At 6 months, QRS duration was significantly shorter in the HBP (121.6 ± 15.6 ms) than in the RVP (150.1 ± 14.9 ms) group. The QT intervals were lower in the HBP (424.0 ± 40.9 ms) and control (405.9 ± 23.0 ms) groups than in the RVP (453.0 ± 40.2 ms) group. The Tpe and Tpe/QT ratios at 6 months differed significantly between the HBP and RVP groups (Tpe, 69.8 ± 19.7 ms vs 87.4 ± 11.9 ms and Tpe/QT, 0.16 ± 0.03 vs 0.19 ± 0.02, respectively). The Tpe and Tpe/QT ratios were similarly shortened in the HBP and control groups. VA occurred less frequently in the HBP (15%) and control (7.1%) groups than in the RVP (50%) group (p = 0.020). The non-RVP group showed significantly lower rates of VA and major adverse events than the RVP group. Patients with VA demonstrated significantly longer QRS duration, QT interval, Tpe, and Tpe/QT at 6 months than those without VA.
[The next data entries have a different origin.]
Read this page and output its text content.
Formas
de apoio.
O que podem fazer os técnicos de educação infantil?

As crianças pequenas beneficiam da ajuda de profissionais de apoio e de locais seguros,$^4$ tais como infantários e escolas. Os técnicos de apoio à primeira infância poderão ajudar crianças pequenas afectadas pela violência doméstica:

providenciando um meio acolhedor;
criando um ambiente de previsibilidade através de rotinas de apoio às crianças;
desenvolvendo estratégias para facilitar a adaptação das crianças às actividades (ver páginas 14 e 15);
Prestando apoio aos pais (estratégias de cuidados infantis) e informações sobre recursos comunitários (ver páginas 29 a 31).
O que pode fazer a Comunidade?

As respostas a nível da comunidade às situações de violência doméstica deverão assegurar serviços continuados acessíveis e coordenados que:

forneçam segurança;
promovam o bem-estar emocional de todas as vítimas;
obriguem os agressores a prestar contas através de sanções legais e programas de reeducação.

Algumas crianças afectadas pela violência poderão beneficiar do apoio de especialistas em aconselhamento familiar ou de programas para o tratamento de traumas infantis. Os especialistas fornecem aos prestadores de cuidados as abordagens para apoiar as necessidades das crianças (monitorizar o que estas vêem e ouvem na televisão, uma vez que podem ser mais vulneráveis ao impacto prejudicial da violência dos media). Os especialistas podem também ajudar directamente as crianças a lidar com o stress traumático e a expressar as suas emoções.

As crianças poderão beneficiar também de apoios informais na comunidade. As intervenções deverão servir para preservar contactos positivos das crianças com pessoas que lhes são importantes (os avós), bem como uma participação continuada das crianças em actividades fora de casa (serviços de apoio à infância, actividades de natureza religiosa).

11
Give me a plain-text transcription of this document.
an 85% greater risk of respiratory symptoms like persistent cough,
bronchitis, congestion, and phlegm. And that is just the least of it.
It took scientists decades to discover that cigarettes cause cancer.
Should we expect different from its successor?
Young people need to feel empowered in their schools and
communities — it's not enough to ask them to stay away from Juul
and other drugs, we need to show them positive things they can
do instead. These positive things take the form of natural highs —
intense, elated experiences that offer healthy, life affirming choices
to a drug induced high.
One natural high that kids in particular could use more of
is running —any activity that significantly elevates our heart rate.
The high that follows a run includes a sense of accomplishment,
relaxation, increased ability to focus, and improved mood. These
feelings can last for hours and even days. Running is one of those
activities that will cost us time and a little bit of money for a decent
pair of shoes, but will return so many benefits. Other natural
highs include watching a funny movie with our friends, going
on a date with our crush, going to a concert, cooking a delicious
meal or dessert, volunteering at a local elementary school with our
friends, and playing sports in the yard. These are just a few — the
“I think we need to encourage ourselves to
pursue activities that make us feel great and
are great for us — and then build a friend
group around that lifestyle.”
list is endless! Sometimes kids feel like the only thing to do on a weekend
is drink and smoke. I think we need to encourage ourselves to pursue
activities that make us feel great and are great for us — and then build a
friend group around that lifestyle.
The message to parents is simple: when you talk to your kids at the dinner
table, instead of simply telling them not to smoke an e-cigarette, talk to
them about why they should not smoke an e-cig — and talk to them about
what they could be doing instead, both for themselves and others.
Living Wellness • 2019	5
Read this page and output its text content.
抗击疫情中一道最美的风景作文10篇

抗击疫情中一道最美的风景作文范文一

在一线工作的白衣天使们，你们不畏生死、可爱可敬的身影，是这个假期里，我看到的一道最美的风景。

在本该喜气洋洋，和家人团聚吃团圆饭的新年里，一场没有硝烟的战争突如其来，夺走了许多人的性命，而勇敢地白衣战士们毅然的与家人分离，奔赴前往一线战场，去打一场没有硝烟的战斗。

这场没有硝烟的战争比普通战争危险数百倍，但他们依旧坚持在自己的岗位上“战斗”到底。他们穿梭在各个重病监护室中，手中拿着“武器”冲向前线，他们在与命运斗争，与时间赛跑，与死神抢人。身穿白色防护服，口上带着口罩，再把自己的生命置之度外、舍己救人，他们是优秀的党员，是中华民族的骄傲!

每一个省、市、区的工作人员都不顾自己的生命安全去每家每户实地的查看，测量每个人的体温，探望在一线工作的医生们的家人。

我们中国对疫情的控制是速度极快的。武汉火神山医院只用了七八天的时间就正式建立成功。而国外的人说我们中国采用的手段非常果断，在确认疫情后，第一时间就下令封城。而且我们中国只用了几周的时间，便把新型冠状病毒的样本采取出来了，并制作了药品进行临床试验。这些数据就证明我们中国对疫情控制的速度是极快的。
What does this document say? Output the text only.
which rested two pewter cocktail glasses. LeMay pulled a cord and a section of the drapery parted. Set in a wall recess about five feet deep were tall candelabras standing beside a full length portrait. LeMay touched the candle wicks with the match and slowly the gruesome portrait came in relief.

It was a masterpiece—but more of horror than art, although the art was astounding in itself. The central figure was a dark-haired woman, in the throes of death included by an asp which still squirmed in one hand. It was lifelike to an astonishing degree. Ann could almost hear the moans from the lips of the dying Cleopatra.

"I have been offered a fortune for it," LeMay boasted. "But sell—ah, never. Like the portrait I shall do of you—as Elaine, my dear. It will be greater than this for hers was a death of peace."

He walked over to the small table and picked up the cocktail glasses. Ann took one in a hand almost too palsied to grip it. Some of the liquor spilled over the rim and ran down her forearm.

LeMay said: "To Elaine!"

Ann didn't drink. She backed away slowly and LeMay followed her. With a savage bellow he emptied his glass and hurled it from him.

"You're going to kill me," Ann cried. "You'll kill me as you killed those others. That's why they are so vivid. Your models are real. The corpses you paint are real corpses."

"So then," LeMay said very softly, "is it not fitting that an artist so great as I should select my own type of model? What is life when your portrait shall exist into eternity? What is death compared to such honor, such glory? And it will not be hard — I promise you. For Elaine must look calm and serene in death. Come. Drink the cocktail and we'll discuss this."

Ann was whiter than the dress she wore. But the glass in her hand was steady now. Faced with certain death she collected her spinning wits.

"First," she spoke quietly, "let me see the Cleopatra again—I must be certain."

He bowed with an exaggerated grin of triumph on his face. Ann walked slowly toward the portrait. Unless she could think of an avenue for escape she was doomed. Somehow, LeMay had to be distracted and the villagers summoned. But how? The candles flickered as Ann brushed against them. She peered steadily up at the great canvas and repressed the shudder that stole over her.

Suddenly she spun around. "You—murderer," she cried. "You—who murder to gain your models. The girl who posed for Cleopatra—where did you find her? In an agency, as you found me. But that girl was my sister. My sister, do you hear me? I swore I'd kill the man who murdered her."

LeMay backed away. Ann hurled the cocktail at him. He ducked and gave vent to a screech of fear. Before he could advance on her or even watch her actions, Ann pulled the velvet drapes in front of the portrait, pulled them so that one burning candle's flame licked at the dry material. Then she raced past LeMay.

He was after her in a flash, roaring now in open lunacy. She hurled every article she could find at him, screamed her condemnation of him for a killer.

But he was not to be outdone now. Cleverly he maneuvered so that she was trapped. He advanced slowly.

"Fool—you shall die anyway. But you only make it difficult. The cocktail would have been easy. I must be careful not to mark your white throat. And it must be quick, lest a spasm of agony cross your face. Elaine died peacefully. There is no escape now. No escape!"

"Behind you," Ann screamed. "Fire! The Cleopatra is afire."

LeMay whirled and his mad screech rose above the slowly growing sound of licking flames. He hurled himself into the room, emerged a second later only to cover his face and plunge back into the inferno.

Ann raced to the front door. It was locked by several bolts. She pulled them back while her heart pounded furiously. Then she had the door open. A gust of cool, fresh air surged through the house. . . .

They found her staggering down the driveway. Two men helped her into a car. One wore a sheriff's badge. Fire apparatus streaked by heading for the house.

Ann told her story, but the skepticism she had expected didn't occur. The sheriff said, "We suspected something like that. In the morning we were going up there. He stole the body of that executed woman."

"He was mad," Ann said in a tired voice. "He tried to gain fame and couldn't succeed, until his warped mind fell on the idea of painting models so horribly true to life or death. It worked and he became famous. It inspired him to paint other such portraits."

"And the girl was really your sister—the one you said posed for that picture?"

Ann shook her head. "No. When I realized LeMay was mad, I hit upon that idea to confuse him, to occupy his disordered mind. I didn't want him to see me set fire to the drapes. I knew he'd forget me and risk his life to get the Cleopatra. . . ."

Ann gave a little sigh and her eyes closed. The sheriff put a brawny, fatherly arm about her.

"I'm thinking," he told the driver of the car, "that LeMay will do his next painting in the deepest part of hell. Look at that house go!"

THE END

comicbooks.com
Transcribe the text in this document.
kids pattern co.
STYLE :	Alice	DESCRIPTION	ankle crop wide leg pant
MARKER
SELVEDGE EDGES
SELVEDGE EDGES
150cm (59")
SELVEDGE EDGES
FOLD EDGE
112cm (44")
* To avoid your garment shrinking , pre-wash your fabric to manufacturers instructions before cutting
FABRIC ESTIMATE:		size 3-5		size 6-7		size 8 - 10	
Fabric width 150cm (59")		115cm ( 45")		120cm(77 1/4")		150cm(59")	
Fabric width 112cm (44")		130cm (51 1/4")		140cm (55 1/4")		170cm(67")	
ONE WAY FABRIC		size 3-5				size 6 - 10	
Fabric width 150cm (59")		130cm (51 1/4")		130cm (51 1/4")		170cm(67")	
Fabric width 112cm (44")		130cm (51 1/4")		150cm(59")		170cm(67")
HBP showed better depolarization and repolarization stability than RVP.
本研究旨在评估希氏束起搏(HBP)与右心室起搏(RVP)后电除极和复极参数的变化及其与室性心律失常(VA)的关系。
评估了 41 名患者(13 名 HBP、14 名 RVP 和 14 名对照[AAI 模式])。在连续起搏算法后,在基线和术后 1 周、1 个月和 6 个月时在心电图上测量 QRS 持续时间、QT 间期、QTc、JT 间期、T 峰值至 T 末(Tpe)和 Tpe/QT 比值。我们研究了植入后的 VA 发生和不良事件。
在 6 个月时,HBP 组(121.6±15.6ms)的 QRS 持续时间明显短于 RVP 组(150.1±14.9ms)。HBP(424.0±40.9ms)和对照组(405.9±23.0ms)的 QT 间期低于 RVP 组(453.0±40.2ms)。6 个月时,HBP 和 RVP 组的 Tpe 和 Tpe/QT 比值差异有统计学意义(Tpe,69.8±19.7ms vs 87.4±11.9ms 和 Tpe/QT,0.16±0.03 vs 0.19±0.02)。HBP 和对照组的 Tpe 和 Tpe/QT 比值均有相似的缩短。HBP(15%)和对照组(7.1%)组的 VA 发生率低于 RVP 组(50%)(p=0.020)。非 RVP 组的 VA 和主要不良事件发生率明显低于 RVP 组。有 VA 的患者在 6 个月时的 QRS 持续时间、QT 间期、Tpe 和 Tpe/QT 明显长于无 VA 的患者。
HBP 显示出比 RVP 更好的除极和复极稳定性。